We had almost 1 million content producers from New York Times’ writers who were writing for us on the side to stay-at-home dads who also happened to be pastry chefs. We could collect content at scale: It’s clean, it’s rights-free, it’s paid for.

We started it in 2004, sold it to Yahoo in 2010. There were 65 people, all in Cherry Creek. After that I went to work for Yahoo for 2 ½ years.”

CB: AFTER YAHOO, WHAT CAME NEXT?

LB: “I had a noncompete. I ran Techstars for a year, which was awesome. Then I went to AOL, which was quickly turned into Oath, which we sold to Verizon, and my job there was to run the media side of the house, which was Techcrunch and Engadget. I was managing 1,000 people at least … and doing it from Denver.

One of the big things I did there was work on acquiring Yahoo after we sold the company to Verizon.”

CB: FOCUS ON BRANDFOLDER NOW. WHAT ARE YOU UP TO?

LB: “I started this company when I was at Yahoo in 2012. My job was to put the Yahoo brand on news stories, reports, weather, horoscopes — there are all these elements to every brand, all these components and how are they distributed, accessed, kept and shared.

I started talking to people who were running big brands like sports teams and said, ‘You must have a process by which you manage these brands. You license them to other people.’ There’s this whole world of brand licensing. And I just realized there’s zero innovation around brand. The idea of Brandfolder was a system to manage your brand – getting the right people, the right content at the right time in the right format, on the right platform.

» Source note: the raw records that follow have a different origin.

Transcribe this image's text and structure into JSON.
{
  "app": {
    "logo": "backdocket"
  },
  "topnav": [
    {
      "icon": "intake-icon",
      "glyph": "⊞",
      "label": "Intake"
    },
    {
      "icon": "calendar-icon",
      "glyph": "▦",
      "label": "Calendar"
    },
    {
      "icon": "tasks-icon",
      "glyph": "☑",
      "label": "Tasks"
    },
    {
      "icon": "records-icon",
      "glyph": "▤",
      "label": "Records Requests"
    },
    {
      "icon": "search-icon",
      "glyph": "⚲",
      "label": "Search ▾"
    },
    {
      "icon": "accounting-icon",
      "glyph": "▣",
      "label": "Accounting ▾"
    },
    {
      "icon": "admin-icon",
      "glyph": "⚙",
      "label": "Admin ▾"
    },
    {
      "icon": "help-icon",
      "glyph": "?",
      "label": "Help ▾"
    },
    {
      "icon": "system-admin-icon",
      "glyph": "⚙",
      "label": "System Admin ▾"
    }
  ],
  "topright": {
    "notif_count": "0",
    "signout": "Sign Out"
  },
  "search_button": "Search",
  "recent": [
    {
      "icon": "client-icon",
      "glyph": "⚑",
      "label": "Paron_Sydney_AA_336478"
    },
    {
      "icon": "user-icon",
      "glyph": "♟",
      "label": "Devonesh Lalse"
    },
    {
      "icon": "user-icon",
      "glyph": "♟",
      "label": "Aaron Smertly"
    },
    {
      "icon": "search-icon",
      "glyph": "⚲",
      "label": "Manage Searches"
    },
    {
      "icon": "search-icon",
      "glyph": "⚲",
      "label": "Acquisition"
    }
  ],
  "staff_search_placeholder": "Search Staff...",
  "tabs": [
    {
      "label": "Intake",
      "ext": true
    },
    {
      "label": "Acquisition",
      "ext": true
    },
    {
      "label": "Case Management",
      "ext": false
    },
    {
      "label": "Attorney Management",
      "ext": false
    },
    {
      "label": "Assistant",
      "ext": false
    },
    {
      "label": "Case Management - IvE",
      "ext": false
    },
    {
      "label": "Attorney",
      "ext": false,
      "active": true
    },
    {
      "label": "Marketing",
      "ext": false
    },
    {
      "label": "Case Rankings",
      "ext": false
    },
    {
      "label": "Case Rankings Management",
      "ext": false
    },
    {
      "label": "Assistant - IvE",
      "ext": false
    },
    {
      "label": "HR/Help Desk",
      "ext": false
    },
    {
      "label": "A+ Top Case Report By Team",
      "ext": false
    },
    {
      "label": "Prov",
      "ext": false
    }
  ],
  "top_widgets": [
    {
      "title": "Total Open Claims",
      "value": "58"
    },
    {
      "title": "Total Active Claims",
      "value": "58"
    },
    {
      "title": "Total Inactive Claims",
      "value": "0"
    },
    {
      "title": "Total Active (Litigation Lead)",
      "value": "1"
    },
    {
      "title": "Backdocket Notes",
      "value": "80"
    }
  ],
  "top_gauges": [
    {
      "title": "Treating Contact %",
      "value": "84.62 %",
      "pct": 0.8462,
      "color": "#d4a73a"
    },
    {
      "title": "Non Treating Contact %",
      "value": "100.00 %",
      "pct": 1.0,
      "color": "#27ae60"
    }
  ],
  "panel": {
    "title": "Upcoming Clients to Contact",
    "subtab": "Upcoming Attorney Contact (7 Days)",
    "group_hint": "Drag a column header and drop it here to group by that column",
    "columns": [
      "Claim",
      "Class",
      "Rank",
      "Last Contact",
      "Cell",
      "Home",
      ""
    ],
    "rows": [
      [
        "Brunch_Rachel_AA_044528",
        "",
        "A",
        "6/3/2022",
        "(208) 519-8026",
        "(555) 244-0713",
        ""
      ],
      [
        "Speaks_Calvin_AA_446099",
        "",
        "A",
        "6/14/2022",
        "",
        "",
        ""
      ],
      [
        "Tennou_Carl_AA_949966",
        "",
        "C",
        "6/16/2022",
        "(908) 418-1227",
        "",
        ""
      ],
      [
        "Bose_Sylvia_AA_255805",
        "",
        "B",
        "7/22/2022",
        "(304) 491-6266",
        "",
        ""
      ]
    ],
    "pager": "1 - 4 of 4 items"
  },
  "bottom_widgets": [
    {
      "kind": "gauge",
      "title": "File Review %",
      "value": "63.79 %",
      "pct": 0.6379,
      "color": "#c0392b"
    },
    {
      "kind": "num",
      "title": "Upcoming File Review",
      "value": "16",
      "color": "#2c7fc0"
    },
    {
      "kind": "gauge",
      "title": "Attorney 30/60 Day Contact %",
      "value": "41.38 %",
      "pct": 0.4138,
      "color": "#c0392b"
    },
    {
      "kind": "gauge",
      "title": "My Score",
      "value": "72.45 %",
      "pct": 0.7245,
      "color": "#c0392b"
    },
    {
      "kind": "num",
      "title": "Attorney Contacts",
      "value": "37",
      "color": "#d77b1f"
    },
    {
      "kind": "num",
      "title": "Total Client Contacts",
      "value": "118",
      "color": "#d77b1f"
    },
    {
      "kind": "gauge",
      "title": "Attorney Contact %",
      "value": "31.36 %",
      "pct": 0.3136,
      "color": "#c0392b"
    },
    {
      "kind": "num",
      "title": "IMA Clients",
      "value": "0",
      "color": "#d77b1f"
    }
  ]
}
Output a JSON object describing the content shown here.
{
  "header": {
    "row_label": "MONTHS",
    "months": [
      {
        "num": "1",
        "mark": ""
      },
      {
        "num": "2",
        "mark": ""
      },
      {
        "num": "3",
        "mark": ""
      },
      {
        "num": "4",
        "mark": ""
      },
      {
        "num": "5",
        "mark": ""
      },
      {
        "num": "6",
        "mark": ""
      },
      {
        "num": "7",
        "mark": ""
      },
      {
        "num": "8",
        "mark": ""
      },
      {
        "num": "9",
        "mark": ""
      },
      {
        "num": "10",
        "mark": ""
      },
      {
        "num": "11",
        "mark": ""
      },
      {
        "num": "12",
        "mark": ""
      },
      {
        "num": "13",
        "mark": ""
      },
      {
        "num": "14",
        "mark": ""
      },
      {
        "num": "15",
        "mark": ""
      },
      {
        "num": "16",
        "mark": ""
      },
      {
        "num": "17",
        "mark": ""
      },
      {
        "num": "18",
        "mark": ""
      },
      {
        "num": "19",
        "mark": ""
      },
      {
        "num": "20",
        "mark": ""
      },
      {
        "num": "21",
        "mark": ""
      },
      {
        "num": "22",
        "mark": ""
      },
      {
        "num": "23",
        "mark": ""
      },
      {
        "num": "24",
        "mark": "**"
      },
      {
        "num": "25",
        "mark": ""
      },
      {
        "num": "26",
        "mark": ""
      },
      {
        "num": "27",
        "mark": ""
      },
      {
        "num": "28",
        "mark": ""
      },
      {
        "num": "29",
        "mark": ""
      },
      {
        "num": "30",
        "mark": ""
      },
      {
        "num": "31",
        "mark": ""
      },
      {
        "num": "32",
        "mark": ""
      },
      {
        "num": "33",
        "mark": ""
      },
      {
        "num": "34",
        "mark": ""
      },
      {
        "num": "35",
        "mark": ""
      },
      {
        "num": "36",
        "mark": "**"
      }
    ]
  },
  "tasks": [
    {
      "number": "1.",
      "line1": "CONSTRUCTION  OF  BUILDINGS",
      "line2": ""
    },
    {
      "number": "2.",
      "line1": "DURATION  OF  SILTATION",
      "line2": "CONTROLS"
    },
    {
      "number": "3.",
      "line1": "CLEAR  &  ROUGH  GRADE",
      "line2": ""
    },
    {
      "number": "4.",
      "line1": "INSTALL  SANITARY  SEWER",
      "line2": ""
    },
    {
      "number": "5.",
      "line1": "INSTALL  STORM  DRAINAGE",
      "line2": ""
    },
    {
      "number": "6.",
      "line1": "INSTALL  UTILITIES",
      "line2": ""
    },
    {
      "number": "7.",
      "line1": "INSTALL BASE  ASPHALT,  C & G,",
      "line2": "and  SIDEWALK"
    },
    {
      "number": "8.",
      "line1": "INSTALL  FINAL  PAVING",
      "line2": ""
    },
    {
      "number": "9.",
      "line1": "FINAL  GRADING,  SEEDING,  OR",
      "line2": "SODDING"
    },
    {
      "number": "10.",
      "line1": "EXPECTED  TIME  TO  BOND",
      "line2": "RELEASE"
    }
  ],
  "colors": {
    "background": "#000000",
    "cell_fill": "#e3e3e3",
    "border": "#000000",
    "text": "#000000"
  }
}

We have over 5,000 brands that use the system today, and at least half of those are household name big brands. A lot of tech companies like Salesforce and Shazaam and Facebook and Google; a lot of consumer brands with a lot of labels. These companies have tens of thousands of assets, product images, fonts, colors, etc. that make up their brand.”

CB: WHERE DO YOU HOPE TO TAKE THIS COMPANY IN THE LONG RUN?

LB: Just to be the default brand advantage for people’s creative. I think that’s where we’re going. I think it’s doable. I think there’s a lot of caveats to that. I want to do it without raising hundreds of millions of dollars. We took $8 million to date but related to anybody else who does what we’re doing, we’re definitely bootstrapped. I don’t want to build a huge company; I want to build a super-efficient, highly profitable important company that’s synonymous with the best brands in the world.”